Published at DZone with permission of its author, Ken Fogel.

(Note: Opinions expressed in this article and its replies are the opinions of their respective authors and not those of DZone, Inc.)

Comments

Rudolf Pecinovský replied on Sat, 2014/06/21 - 2:24pm

 Wrong regular expression. The right one is:

"([0-9]|[1-9][0-9]|[1-6][0-9][0-9]|(7([0-3][0-9]|4[0-4])))"
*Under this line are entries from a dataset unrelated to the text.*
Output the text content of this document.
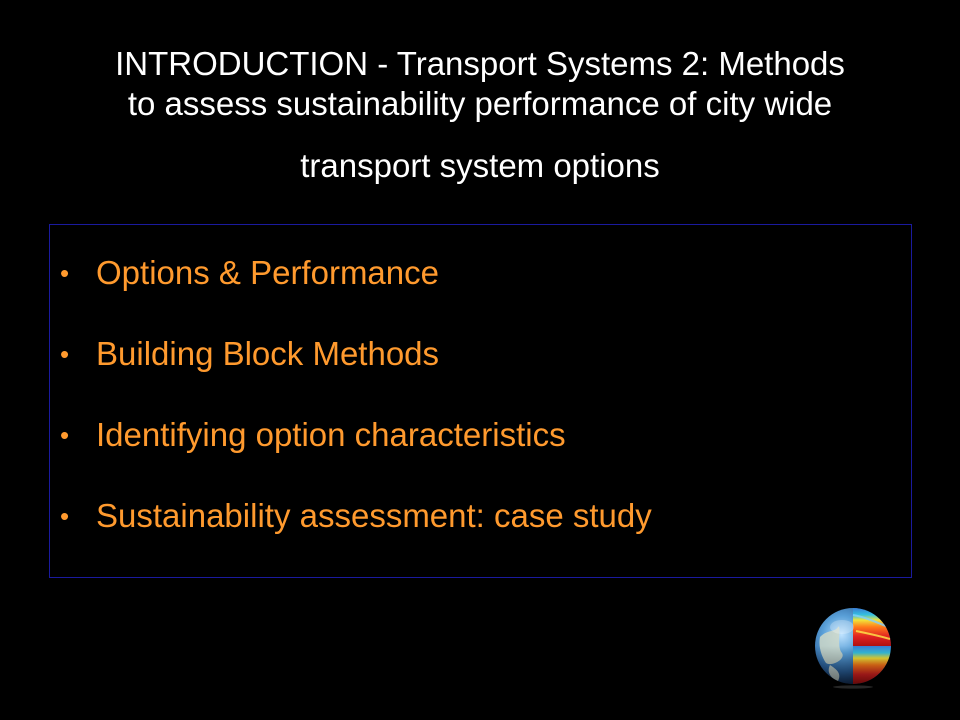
INTRODUCTION - Transport Systems 2: Methods
to assess sustainability performance of city wide
transport system options
• Options & Performance
• Building Block Methods
• Identifying option characteristics
• Sustainability assessment: case study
Ken Fogel replied on Mon, 2014/06/23 - 8:45am

Thank you for pointing out the error. The expression from the UtilityMill as well as what you suggest work perfectly. Unfortunately and to my embarrassment the sample code uses an incorrect expression. Here is what the code should look like using the UtilityMill expression.

/**
 * Primary Read, Secondary Read Pattern - Corrected
 *
 * @return
 */
public int getANumber() {
    int number;
    // Primary Read
    System.out.println("Enter a number from 0 to 744: ");
    if (sc.hasNext("([0-9]{1,2}|[1-6][0-9]{2}|7[0-3][0-9]|74[0-4])")) {
        number = sc.nextInt();
    } else {
        number = -1;
    }
    sc.nextLine(); // clear out the input buffer

    // Secondary Read
    while (number == -1) {
        System.out.println("Invalid. Enter a number from 0 to 744: ");
        if (sc.hasNext("([0-9]{1,2}|[1-6][0-9]{2}|7[0-3][0-9]|74[0-4])")) {
            number = sc.nextInt();
        } else {
            number = -1;
        }
        sc.nextLine();  // clear out the input buffer
    }
    return number;
}
/**
 * Validated input - Corrected
 * @return 
 */
public int getANumber2() {
    int number;
    do {
        System.out.println("Enter a number from 0 to 744: ");
        if (sc.hasNext("([0-9]{1,2}|[1-6][0-9]{2}|7[0-3][0-9]|74[0-4])")) {
number = sc.nextInt(); } else { number = -1; } sc.nextLine(); // clear out the keyboard buffer if (number == -1) { System.out.print("Your input was invalid. "); } } while (number == -1); return number; }

Ken Fogel replied on Mon, 2014/06/23 - 8:57am in response to: Rudolf Pecinovský

Regular expressions could certainly use a champion who can explain how they are created. You should write about it here.